Keselowski has two at-bats, if you will — here and at Richmond next weekend. It's been a rough ride for former Cup champions in 2013. Tony Stewart, a three-time champ, broke a leg competing in a dirt-track race and is out for the season. Jeff Gordon, a four-time champ, is another Bubble Boy, currently in 13th place.
Will Keselowski be the guy who takes the next hit?
Keselowski's Penske Racing Ford has raced well this season, but nowhere near the dominance of 2012 when the team won five races. He has seven top 5s and 11 top 10s, but has yet to win a race.
He understands the great expectations that come with sitting on the king's throne and the critics who are quick to dismiss him as a one-hit wonder.
"Yeah, in this world it's easy to get kicked in the gut pretty quick," he said. "There are a lot of scenarios and a lot of things that have been outside of our control that haven't gone our way, which has been very frustrating, but part of this sport as well.
"In this sport it's inevitable that the way it works is a bit of a roller-coaster and we're at the bottom of it right now. There's no doubt about it. I feel like the key to the sports world — and, really, the key to life — isn't about falling down, it's about getting back up. I'm confident because I started from nothing and was able to win a championship. We were able to climb that hill. We were able to climb that mountain, and I'm confident we'll be able to do it again."
Keselowski is also a bit of a NASCAR history buff and knows that a sprint to the championship is not unprecedented.
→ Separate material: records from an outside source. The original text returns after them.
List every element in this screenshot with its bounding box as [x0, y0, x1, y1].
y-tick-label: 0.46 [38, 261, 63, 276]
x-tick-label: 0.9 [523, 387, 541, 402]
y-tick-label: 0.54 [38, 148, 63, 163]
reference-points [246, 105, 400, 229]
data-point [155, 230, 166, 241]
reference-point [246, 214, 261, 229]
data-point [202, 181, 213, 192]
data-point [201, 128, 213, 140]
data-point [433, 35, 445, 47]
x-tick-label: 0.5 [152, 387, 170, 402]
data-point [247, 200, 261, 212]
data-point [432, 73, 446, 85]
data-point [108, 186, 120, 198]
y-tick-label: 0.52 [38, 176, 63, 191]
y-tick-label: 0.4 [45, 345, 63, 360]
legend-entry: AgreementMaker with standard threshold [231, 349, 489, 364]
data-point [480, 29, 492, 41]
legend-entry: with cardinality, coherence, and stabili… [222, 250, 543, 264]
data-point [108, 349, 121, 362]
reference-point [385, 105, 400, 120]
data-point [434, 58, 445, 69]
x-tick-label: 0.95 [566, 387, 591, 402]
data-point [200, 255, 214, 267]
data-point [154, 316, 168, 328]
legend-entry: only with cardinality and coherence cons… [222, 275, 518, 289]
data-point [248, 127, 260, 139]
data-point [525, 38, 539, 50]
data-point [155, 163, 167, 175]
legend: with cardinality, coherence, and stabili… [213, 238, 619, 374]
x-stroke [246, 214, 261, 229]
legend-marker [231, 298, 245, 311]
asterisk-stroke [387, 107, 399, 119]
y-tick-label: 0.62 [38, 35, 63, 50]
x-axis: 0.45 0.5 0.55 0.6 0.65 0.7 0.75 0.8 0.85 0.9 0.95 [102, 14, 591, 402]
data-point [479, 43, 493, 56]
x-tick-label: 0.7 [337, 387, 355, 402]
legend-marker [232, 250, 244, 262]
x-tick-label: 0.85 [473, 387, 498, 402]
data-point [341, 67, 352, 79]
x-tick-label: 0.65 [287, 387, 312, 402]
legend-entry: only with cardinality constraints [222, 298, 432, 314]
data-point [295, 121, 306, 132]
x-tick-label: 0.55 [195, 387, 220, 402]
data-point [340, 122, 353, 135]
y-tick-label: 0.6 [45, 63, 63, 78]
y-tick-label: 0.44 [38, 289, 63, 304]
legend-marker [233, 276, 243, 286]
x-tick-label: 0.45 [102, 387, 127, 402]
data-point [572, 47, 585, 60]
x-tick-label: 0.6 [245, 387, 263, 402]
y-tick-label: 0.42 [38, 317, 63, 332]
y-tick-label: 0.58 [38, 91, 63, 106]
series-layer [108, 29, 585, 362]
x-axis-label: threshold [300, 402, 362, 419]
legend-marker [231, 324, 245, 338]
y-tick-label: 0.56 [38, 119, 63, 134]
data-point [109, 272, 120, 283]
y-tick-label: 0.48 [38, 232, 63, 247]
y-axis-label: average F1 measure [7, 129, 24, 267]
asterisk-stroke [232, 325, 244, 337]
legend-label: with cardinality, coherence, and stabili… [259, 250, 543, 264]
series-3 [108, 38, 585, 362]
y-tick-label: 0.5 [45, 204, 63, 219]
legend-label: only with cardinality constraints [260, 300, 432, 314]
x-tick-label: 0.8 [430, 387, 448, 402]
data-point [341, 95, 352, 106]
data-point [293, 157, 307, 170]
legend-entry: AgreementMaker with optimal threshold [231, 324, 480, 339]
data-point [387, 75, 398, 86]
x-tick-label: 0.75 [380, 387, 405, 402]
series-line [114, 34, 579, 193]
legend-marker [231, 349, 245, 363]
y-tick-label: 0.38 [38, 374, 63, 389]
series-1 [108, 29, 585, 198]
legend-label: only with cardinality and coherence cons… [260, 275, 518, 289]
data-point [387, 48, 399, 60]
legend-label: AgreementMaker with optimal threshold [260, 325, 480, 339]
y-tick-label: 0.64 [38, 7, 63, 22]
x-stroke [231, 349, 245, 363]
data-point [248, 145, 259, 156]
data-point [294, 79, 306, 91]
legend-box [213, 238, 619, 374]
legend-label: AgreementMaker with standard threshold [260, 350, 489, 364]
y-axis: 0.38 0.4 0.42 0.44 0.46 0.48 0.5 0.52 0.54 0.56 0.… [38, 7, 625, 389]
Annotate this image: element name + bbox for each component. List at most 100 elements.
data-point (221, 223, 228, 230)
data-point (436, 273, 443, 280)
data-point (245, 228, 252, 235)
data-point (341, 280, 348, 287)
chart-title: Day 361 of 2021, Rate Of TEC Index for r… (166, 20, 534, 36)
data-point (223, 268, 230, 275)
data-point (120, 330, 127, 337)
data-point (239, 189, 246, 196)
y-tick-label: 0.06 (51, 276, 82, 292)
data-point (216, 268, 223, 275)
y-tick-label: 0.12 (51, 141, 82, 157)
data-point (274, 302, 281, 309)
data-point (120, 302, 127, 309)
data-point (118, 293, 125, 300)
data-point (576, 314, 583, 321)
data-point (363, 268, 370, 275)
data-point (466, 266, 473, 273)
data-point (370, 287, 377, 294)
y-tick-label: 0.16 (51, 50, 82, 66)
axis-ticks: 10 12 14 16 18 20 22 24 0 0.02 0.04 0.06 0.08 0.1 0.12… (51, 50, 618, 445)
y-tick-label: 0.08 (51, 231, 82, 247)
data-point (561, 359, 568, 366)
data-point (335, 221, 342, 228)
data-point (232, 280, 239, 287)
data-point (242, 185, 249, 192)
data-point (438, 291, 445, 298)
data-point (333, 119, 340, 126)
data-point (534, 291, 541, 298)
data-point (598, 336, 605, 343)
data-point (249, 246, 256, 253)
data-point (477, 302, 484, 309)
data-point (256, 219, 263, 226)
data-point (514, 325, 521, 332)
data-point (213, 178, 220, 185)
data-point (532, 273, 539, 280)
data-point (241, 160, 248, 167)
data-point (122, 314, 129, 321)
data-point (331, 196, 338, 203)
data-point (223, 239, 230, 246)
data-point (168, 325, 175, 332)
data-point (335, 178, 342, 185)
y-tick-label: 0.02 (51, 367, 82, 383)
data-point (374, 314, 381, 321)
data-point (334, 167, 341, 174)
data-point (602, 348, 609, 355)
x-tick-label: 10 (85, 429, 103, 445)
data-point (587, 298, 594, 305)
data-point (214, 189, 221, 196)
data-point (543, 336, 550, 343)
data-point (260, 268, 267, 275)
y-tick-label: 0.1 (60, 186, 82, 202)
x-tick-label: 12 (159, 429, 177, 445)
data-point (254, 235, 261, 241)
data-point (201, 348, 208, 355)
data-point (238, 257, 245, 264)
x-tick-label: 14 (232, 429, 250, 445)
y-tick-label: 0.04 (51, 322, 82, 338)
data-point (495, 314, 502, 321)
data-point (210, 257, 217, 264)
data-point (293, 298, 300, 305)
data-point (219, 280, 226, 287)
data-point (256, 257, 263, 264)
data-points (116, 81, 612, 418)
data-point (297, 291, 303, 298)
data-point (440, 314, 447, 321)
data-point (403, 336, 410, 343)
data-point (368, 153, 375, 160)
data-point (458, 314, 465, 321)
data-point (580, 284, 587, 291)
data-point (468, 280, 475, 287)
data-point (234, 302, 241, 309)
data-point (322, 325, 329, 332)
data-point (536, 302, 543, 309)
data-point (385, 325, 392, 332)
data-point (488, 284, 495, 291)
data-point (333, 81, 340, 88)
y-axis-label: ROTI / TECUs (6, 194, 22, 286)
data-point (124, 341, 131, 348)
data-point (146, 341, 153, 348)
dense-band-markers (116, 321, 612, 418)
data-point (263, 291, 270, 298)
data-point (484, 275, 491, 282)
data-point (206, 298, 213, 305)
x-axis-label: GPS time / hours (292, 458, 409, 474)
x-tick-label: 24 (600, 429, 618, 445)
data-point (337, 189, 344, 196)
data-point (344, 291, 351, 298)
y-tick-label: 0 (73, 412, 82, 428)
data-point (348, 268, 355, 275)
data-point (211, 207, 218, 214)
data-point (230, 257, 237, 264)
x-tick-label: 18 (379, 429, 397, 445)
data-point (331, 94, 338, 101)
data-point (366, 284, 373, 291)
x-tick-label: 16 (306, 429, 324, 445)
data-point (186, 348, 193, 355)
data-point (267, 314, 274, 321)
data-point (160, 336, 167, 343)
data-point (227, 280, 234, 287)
Stewart struggled in much the same way in 2011 before, and after barely qualifying, he won five of the 10 Chase races to claim the championship.
"What Tony did in 2011 is quite easily the most remarkable Chase that I think we've seen so far, and at this point in the season he was very similar to where I am right now," Keselowski said. "I'm one of those people who believes in history, believes that there are lessons to be learned from it, and I'd be a fool not to look at someone who has been in the same situation and came out at the end of it having one of the best seasons ever."